The Arlington Democrats School Board endorsement election produced many winners. The clearest winner was the strong affirmation of the benefits of challenges to incumbents by other Democrats.
As I wrote in my May 2 column, we need to encourage more Democrats to challenge our incumbents for the Democratic endorsement or nomination.
As ARLnow reported, James Lander, the incumbent Arlington School Board member running for re-election, won the Democratic endorsement — but only by 47 votes. He received 51 percent of the votes cast. As with any incumbent seeking re-election, both Lander’s record, and the record of the public body on which he serves, were issues discussed during the campaign — publicly or privately.
Without this secret ballot vote, neither Lander nor the School Board would have had the benefit of this Democratic voter feedback. Based on this important new information, they now can choose to make changes in what they have been doing.

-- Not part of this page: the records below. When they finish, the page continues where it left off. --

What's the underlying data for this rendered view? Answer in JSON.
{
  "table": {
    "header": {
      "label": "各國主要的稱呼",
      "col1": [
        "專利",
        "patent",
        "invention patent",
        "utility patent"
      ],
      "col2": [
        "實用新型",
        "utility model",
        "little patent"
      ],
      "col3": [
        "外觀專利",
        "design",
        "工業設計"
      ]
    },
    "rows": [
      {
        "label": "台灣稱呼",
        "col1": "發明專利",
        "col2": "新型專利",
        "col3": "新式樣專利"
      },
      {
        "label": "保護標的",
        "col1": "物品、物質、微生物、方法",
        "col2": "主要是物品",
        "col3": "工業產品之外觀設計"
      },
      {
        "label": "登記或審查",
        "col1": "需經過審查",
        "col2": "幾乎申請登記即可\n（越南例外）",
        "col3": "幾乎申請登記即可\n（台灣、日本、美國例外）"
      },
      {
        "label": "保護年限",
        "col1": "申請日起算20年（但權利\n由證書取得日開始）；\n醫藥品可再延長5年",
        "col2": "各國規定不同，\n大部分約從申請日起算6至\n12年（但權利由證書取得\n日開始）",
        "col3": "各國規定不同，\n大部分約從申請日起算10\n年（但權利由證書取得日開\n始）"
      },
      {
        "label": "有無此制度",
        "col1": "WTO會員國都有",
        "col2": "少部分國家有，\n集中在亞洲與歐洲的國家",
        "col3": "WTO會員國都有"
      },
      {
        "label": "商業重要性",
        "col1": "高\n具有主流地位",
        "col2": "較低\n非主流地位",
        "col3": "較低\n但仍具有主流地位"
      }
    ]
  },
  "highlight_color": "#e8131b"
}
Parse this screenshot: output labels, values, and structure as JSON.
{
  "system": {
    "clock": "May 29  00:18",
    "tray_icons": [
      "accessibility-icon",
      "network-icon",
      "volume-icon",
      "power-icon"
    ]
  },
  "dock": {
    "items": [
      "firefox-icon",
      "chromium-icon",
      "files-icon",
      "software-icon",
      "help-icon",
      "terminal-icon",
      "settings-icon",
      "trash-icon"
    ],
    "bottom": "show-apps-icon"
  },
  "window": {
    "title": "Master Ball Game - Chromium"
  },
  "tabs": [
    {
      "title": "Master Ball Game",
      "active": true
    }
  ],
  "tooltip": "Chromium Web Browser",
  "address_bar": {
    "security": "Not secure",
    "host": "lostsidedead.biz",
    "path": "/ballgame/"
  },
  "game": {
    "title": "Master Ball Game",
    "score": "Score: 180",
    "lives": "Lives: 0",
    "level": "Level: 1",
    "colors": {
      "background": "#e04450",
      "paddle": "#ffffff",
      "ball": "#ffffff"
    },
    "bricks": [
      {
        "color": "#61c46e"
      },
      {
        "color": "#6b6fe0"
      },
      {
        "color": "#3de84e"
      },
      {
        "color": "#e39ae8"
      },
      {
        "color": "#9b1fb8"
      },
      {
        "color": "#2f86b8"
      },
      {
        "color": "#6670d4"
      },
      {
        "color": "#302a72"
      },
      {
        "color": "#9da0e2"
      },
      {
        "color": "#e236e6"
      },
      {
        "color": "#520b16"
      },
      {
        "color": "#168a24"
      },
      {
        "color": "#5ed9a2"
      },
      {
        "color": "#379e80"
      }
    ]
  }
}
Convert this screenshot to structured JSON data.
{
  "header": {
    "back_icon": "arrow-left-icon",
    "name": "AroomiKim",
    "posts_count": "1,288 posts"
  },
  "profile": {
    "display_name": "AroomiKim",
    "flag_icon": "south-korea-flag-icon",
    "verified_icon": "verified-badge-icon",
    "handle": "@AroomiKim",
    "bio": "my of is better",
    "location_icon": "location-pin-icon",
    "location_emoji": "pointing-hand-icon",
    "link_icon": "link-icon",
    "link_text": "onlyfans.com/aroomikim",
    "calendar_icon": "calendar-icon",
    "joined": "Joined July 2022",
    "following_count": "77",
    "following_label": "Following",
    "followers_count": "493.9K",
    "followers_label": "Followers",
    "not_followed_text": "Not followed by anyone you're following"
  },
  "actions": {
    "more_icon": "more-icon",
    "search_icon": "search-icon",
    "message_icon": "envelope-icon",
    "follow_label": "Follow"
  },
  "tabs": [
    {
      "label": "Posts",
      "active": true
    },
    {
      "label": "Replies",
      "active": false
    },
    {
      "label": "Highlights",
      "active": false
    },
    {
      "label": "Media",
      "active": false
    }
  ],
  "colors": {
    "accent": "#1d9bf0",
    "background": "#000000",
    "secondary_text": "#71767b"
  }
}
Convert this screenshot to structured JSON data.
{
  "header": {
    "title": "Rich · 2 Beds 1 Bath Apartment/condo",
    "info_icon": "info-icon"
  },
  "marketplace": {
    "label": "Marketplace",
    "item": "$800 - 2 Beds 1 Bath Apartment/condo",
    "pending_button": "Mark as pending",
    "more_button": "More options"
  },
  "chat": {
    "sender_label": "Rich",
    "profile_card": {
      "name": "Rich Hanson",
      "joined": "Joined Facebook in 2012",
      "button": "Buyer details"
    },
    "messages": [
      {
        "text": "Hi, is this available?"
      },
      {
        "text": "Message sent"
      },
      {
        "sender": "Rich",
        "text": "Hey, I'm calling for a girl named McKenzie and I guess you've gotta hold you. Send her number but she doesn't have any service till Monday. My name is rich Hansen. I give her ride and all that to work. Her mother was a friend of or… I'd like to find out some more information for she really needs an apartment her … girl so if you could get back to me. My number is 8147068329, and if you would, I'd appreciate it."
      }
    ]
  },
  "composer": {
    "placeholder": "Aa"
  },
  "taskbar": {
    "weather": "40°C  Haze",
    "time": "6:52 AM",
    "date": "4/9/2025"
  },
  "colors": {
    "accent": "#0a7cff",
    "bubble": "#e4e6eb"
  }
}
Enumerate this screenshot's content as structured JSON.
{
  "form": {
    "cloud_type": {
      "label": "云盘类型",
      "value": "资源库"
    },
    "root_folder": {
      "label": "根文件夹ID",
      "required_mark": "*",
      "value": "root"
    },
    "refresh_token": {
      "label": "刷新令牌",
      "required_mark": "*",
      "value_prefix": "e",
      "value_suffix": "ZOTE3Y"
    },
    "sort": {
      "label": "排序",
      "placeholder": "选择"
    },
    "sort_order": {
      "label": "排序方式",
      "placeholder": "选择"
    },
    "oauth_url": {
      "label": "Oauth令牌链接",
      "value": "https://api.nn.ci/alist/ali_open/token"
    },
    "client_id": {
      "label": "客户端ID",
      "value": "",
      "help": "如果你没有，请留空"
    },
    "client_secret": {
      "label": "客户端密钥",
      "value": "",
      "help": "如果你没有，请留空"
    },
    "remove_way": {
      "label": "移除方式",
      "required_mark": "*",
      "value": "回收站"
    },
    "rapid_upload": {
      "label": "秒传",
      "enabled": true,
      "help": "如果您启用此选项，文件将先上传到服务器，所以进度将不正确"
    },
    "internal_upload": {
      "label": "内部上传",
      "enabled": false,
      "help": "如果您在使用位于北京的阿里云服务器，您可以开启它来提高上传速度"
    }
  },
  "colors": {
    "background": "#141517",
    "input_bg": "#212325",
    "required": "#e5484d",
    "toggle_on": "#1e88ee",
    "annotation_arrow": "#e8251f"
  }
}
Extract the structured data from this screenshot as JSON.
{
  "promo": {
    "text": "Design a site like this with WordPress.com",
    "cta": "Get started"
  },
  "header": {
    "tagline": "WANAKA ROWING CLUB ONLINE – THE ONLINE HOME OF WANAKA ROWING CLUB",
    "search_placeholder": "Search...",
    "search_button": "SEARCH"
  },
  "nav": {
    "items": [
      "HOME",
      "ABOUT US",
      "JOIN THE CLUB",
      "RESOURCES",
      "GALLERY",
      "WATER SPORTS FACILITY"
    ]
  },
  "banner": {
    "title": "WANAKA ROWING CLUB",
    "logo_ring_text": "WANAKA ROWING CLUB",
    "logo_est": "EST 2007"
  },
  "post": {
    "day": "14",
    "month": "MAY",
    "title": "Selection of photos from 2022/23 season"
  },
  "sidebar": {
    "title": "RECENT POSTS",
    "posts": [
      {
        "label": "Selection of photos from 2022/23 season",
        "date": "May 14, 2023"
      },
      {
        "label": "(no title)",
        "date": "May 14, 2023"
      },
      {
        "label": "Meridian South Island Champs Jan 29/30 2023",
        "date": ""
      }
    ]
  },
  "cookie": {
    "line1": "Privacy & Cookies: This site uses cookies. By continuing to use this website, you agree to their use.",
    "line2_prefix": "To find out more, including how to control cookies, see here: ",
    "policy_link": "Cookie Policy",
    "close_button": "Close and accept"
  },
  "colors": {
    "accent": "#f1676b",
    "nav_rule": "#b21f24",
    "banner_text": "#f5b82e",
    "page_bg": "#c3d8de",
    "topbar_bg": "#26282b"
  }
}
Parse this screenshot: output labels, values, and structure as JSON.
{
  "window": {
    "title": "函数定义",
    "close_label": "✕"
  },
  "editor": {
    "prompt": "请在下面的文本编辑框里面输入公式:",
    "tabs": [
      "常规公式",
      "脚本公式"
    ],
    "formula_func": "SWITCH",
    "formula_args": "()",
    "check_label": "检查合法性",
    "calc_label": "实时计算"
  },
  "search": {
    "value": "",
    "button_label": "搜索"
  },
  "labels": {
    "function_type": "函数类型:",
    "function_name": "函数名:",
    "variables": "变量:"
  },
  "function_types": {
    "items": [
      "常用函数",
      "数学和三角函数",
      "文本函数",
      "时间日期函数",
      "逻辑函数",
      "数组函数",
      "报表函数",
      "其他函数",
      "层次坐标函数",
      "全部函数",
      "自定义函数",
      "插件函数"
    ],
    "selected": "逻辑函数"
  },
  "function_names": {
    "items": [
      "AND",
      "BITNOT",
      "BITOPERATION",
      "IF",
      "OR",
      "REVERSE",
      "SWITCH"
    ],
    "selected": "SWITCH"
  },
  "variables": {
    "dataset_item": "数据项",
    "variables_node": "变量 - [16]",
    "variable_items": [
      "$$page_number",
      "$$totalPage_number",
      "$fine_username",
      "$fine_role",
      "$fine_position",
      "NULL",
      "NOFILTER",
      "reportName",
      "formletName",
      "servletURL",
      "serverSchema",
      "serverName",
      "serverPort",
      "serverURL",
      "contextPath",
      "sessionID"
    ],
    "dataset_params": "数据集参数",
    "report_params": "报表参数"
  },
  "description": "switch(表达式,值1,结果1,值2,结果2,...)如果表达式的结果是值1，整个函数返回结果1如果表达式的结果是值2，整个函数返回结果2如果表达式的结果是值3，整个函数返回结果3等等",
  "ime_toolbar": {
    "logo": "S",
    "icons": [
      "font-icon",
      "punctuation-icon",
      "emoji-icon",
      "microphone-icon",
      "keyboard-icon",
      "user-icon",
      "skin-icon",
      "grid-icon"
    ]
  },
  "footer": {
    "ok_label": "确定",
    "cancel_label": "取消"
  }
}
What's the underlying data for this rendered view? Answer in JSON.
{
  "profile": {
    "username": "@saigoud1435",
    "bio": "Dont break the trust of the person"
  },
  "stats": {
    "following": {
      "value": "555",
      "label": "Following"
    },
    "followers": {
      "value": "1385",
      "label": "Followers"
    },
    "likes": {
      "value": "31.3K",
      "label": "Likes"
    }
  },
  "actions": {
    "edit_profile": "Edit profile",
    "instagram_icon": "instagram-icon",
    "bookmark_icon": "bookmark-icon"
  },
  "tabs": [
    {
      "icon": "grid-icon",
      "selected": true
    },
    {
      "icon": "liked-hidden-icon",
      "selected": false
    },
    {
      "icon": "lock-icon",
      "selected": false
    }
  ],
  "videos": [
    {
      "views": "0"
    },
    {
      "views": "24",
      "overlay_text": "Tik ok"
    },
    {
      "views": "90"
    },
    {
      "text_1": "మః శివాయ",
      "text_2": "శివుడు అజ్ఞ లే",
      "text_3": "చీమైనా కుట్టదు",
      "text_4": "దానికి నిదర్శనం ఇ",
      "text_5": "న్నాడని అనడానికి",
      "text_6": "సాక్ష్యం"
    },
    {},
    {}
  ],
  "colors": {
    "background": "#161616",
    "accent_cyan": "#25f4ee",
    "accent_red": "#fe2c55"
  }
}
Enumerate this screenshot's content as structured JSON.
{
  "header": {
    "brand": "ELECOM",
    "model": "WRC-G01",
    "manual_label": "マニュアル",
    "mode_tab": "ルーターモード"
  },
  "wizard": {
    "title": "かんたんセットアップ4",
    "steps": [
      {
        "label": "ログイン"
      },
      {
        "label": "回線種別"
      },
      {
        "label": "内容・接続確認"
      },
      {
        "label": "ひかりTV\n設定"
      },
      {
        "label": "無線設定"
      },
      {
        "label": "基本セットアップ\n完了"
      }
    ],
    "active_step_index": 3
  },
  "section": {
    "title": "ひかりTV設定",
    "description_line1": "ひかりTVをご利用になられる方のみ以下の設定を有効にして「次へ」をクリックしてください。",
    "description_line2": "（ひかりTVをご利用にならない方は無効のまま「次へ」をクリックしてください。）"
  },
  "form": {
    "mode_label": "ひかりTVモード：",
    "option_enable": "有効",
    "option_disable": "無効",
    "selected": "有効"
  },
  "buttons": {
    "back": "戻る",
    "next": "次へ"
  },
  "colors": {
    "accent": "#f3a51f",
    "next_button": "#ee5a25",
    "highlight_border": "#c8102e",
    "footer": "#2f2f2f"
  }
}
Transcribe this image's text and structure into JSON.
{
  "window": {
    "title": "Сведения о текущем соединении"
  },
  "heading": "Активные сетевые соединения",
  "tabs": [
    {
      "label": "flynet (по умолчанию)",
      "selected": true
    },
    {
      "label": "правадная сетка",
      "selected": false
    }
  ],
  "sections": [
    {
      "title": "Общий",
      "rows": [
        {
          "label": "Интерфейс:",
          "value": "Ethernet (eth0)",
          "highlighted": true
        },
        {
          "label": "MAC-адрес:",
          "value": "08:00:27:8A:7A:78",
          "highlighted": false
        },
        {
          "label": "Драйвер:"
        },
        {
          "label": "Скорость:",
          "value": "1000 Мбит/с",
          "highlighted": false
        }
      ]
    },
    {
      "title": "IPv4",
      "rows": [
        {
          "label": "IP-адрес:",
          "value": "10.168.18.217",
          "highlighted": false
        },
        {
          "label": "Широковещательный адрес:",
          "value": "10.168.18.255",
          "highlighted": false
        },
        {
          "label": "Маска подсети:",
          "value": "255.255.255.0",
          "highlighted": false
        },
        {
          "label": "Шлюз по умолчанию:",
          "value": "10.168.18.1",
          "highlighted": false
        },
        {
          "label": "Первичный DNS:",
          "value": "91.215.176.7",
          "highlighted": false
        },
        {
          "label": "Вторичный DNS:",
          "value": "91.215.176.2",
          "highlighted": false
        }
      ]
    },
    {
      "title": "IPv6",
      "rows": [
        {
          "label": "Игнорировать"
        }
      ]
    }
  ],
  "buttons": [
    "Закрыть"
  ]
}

Barbara Kanninen, a first-time candidate, deserves credit for challenging Lander. She almost won the endorsement, receiving 49 percent of the votes cast. Obviously, Kanninen raised issues that resonated with a very large minority of Democratic caucus voters. Several Arlington incumbents previously have lost elections by a wider percentage margin than she did.
Like Lander and the School Board, Kanninen now has the benefit of the voters’ verdict, together with the opportunity to draw valuable lessons from it. She clearly can run again and win — if she decides that is what she wants to do. (Disclosure: I publicly endorsed Kannninen.)
The Arlington County Democratic Committee (ACDC) also deserves praise for the way in which ACDC organized, promoted, and conducted this endorsement caucus. Because of the provisions of Virginia law, political parties that want to endorse candidates for School Board do not have the option to endorse those candidates in primaries conducted by boards of elections at all regular polling places. (Contrary to frequent claims that “school board races are supposed to be non-partisan,” partisan endorsements are authorized in Virginia school board elections.)
Political parties do have the option of making such endorsements by a vote only of their managing committees. By choosing the endorsement caucus option instead, ACDC selected the option that offers the opportunity for the widest possible participation by Arlington Democrats. (Disclosure: I played a small role in administering a portion of the second day of the caucus.)
Increased numbers of challenges to incumbents by other Democrats will lead to more democracy and better public policy in Arlington.
Peter Rousselot is a member of the Central Committee of the Democratic Party of Virginia and former chair of the Arlington County Democratic Committee.